There are few skills and areas of human endeavour not already being changed using artificial intelligence, or in danger of being so, for good or ill. Network management is no exception.
In many ways it is a prime candidate for AI driven transformation. It involves analysing and acting on massive volumes of data that are already digital. In many instances, such as a network failure or cyber attack, this analysis needs to be undertaken very rapidly and appropriate remedial action determined and executed. AI has the potential to achieve these goals much faster than any human.
However, there is a downside. Adding functionality to a network inevitably increases the attack surface. Also, an AI system can be a ‘black box’ that can hide bias and weaknesses that cybercriminals will likely uncover and learn to exploit. And, as with every other discipline in which AI has made its debut, there will, inevitably, be fears that it will render skilled humans redundant.

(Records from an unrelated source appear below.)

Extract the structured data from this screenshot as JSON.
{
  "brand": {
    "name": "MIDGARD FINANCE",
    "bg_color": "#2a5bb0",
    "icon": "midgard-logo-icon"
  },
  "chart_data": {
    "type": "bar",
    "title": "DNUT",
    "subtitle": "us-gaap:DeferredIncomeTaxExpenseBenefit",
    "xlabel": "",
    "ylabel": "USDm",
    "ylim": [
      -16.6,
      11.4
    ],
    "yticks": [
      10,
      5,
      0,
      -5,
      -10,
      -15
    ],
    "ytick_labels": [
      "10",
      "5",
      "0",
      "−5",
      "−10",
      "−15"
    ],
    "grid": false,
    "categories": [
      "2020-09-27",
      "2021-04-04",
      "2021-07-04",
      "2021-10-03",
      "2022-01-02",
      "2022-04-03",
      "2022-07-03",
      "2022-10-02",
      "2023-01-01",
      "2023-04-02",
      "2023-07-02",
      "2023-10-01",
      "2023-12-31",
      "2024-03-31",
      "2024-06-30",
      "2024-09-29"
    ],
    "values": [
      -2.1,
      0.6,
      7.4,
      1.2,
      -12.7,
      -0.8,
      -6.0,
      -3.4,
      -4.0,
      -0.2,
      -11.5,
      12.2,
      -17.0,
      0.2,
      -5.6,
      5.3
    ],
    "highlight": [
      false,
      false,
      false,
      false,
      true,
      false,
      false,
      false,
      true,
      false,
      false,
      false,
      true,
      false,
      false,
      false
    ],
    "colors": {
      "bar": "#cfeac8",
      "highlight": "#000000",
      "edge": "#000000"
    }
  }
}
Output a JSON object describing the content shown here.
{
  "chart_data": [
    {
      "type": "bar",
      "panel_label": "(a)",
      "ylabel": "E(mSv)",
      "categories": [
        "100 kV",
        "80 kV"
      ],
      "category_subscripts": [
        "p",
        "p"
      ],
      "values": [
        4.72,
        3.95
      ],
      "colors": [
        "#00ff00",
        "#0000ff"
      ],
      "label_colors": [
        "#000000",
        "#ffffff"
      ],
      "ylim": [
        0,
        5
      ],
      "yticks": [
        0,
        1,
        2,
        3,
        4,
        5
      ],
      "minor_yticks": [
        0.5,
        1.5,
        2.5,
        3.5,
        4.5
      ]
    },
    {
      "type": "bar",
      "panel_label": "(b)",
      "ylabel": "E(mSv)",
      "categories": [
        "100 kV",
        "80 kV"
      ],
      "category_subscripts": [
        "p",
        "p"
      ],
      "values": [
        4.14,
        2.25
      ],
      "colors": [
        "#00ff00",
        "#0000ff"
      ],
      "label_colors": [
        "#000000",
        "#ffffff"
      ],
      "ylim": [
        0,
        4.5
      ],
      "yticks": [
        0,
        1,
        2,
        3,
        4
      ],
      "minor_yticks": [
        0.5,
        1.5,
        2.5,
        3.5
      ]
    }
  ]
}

The origins of AI date back to the 1980s but it is only in the last decade that it has really found widespread applications, and its use in network management is no exception. Several network management products developed in the 1990s claimed to use AI, and the first successful commercial product to use AI was IBM’s NetView/PC introduced in 1991.
Back in 1989 Network World reported that IBM was working to provide AI tools such as expert systems and high-level programming languages that would simplify automation of routine net control functions and ease the management of complex networks. The description sounds very close to what is claimed today for AI.
“Artificial intelligence systems will free NetView users from making decisions on the continual stream of alerts that filter up to a network management operator’s console. The systems will evaluate the alerts and take corrective measures in real time to remedy the faults or suggest a plan of action to the operator,” the report said.
A 1989 IEEE paper AI-assisted telecommunications network management described “an AI-assisted, real-time, centralised network management prototype that consists of two cooperating AI components … for the detection and isolation of communications network anomalies.”
AI has come a long way since then, and so have the complexity of networks, the challenges of managing them and the threats against them. AI will likely be essential in enabling these challenges to be overcome. And a good indication of the importance of AI in network management is the number of standards organisations working on the use of AI for network management.
Back in 2019 the International Telecommunication Union (ITU) issued a new standard (recommendation in ITU parlance) ITU Y.3172 that “established a basis for the cost-effective integration of machine learning into 5G and future networks. The standard and the use of AI in general for network management was discussed at length in a 2020 edition of ITU News.
The European Telecommunications Standards Institute’s (ETSI) Experiential Networked Intelligence Industry Specification Group (ENI ISG) has defined a cognitive network management architecture using “AI techniques and context-aware policies to adjust offered services based on changes in user needs, environmental conditions and business goals.” The group’s 2019 document ENI Definition of Categories for AI Application to Networks “define[d] various categories for the level of application of AI techniques to the management of the network, going from basic limited aspects, to the full use of AI techniques for performing network management.”
The Internet Engineering Task Force (IETF) does not use the term “artificial intelligence” in the context of its work on network management. Rather it says it is “working on standards for automated network management … to improve and make more efficient management of networks as they continue to increase in size and complexity.”
The IETF is also standardising protocols for autonomic networking with the aim of self-management of networks including self-configuration, self-optimisation, self-healing and self-protection. It says research on automated network management in its Internet Research Task Force resulted in RFC7575, Autonomic Networking: Definitions and Design Goals, and RFC7576, General Gap Analysis for Autonomic Networking and led to the creation of the IETF ANIMA working group, which finished standardising the first phase of an Autonomic Networking Infrastructure (ANI) in 2021.
So what will be the impact of AI on the roles and employment prospects for network management? AI can now provide an answer, of sorts, to that question. Ask ChatGPT “will artificial intelligence make network managers redundant?” and it will trawl the vastness of the internet in search of answers, convert its findings into perfect English and pronounce:
“Artificial intelligence (AI) has the potential to automate many tasks that are currently performed by network managers, making their work more efficient and streamlined. However, it is unlikely that AI will completely replace network managers in the near future. Instead, it is more likely that AI will augment the work of network managers, allowing them to focus on higher-level tasks and decision-making.”
So that’s the good news. However, note the qualification: “in the near future.” There is also some bad news. Ask ChatGPT “what problems will the use of AI for network management create for network managers?” And you get: complexity, integration, data quality, cybersecurity and ethical concerns. So AI looks like being very much a mixed, but inevitable, blessing.